Distinguished Lecturers

"Medieval Christians and the Holy Book of Islam"
Thomas E. Burman
Distinguished Professor of the Humanities and head of the Department of History
University of Tennessee, Knoxville

Monday, October 22

While we might imagine that medieval Christians only responded to the Qur’an with hostility—which they certainly did—they also interacted with it in other ways that might surprise us. For one thing, some educated Christians were able to dedicate remarkably dispassionate scholarship to Islam’s holy book, while wealthy laymen sometimes commissioned expensively produced manuscript copies of it to go into the large libraries that they assembled to impress their friends.
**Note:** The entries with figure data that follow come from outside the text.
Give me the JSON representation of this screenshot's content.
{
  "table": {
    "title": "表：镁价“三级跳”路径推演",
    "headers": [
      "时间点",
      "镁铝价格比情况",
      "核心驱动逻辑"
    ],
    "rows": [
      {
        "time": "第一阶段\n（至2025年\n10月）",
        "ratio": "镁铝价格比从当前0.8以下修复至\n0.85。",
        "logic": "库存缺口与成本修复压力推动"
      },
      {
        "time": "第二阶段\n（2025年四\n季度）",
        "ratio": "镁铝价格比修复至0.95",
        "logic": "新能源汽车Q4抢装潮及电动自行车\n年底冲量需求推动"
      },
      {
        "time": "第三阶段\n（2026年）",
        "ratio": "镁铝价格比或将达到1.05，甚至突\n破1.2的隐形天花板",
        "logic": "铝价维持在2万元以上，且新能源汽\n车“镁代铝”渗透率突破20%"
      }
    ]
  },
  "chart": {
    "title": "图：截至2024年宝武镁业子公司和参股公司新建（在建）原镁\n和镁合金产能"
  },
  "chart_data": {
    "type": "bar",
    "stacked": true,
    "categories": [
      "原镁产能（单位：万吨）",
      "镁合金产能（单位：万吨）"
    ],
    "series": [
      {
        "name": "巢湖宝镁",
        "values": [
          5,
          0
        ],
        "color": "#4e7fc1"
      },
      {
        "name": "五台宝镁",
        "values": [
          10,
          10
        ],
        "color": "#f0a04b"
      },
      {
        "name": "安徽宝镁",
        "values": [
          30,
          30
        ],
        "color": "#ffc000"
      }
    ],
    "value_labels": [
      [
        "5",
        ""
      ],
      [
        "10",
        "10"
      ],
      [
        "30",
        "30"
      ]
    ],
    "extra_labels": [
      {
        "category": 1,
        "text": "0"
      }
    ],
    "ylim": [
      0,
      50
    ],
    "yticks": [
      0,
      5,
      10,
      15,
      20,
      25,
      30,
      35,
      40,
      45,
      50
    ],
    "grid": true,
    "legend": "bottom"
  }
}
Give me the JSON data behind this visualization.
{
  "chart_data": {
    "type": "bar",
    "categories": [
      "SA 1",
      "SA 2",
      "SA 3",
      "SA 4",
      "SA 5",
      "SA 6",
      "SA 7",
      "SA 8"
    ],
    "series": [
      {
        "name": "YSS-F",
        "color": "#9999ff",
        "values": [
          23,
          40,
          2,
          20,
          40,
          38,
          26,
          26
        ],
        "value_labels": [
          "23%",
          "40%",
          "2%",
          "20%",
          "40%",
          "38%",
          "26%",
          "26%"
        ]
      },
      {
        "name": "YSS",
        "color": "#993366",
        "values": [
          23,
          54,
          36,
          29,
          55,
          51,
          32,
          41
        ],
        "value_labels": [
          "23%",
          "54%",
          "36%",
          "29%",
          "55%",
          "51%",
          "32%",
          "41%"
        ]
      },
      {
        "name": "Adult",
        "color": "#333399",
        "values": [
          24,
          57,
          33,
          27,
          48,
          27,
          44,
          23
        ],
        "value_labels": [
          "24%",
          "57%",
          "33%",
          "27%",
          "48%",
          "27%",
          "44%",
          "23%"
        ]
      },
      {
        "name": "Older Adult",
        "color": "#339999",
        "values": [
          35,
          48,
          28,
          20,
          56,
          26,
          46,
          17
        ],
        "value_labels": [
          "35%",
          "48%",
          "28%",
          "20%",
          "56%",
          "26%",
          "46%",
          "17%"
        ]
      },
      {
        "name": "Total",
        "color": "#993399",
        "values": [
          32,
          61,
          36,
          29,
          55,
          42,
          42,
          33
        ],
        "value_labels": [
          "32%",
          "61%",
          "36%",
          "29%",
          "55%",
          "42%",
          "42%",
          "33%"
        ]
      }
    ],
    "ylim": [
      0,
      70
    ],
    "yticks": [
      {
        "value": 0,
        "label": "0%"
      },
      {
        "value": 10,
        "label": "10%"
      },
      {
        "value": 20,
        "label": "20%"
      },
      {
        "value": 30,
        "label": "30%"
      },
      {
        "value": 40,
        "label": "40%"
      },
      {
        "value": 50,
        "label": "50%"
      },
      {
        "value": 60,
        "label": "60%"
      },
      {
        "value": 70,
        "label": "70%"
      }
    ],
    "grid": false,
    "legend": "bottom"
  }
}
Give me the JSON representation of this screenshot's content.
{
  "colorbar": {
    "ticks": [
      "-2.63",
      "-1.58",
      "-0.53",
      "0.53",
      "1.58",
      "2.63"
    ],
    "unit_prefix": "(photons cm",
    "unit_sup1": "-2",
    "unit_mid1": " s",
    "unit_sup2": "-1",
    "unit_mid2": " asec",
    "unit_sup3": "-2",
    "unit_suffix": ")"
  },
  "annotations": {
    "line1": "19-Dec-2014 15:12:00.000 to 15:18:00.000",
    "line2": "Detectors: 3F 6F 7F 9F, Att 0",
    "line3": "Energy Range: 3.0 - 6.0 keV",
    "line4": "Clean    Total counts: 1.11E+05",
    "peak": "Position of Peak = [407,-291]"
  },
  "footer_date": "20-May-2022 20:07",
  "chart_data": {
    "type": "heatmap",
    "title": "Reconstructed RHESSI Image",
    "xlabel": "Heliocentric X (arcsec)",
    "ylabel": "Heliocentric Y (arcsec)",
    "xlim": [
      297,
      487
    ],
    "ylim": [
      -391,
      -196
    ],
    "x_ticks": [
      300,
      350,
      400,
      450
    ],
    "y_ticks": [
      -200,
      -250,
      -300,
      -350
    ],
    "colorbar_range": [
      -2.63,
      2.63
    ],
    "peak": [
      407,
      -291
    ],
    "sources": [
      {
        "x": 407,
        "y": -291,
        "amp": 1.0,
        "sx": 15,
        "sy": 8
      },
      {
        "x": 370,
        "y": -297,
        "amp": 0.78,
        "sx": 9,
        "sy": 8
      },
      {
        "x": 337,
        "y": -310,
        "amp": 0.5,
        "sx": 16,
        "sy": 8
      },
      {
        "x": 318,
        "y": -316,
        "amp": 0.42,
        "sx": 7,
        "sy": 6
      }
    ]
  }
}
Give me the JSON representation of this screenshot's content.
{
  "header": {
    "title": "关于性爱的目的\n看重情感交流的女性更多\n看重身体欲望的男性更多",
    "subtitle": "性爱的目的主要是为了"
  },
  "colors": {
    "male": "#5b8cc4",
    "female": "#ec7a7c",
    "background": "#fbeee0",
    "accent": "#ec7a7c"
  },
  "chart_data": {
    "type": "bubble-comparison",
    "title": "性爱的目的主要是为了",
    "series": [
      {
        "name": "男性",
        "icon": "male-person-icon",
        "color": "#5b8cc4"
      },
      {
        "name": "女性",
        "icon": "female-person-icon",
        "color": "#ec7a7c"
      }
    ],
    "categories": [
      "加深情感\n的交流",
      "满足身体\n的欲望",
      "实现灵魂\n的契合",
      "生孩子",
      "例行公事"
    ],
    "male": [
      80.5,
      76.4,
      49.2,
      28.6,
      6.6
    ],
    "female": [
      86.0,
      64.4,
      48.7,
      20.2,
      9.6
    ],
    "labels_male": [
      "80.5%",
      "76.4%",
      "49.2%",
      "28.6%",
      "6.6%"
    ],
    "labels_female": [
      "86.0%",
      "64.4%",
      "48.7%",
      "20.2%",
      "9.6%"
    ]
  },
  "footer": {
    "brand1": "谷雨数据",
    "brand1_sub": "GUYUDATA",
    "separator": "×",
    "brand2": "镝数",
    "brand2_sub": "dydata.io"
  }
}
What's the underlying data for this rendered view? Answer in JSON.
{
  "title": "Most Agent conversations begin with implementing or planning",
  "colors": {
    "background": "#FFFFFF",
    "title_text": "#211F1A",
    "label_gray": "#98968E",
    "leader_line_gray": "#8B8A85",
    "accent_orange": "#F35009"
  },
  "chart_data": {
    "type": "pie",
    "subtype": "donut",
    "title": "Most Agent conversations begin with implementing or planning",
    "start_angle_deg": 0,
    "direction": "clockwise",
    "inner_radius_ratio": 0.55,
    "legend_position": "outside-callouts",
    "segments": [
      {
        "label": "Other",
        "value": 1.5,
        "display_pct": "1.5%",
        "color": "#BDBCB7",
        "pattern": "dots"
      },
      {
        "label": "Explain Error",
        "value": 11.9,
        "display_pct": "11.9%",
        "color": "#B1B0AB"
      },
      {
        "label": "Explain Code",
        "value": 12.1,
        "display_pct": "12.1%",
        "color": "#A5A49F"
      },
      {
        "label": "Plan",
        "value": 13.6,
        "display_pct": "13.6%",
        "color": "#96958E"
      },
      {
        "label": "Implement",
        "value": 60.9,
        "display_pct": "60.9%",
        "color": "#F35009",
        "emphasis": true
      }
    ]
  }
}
Most intriguing of all is the interaction with the Qur’an that we see among Christians living, as large numbers did, under Islamic rule and within the sophisticated culture of the Arab world. For them the Qur’an was so omnipresent that its language came to shape their Christian beliefs.


Thomas E. Burman (Ph.D., Medieval Studies, University of Toronto) is Distinguished Professor of the Humanities and head of the Department of History at the University of Tennessee, Knoxville, where he has taught for twenty-one years. His scholarly work focuses on the intellectual, cultural, and religious interactions between medieval Christians and Muslims in the western Mediterranean. His first book, Religious Polemic and the Intellectual History of the Mozarabs, c.1050–1200 (1994) examined the learned culture of the Arabic-speaking Christians of Islamic Spain, while his Reading the Qur’an in Latin Christendom, 1140–1560 (2007) traced the reactions of medieval and early-modern Europeans to Islam’s holy book, whether they read it (as many did) in Latin translation or the Arabic original. Reading the Qur’an won the American Philosophical Society’s Jacques Barzun Prize in Cultural History and was named a Choice Outstanding Academic title. In 1992–93 he was Rockefeller Research Fellow at the Center for the Study of Islamic Societies and Civilizations at Washington University in St. Louis; in 2002–03 he was a National Endowment for the Humanities Fellow and Abdul Aziz Al-Mutawa Visiting Fellow at the Oxford Centre for Islamic Studies in the U.K. He has given invited lectures at the University of North Carolina at Chapel Hill, Yale University, Columbia University, University of Chicago, and the Warburg Institute at the University of London. In 2010, he was a plenary speaker at the 40th International Congress on Medieval Studies in Kalamazoo Michigan. He teaches courses on medieval intellectual history, Christian-Muslim Relations, medieval paleography, and the history of reading. In 2001 he co-founded the Marco Institute for Medieval and Renaissance Studies at the University of Tennessee. He is currently writing a book entitled Dominicans, Islam, and Christian Thought, 1220-1320.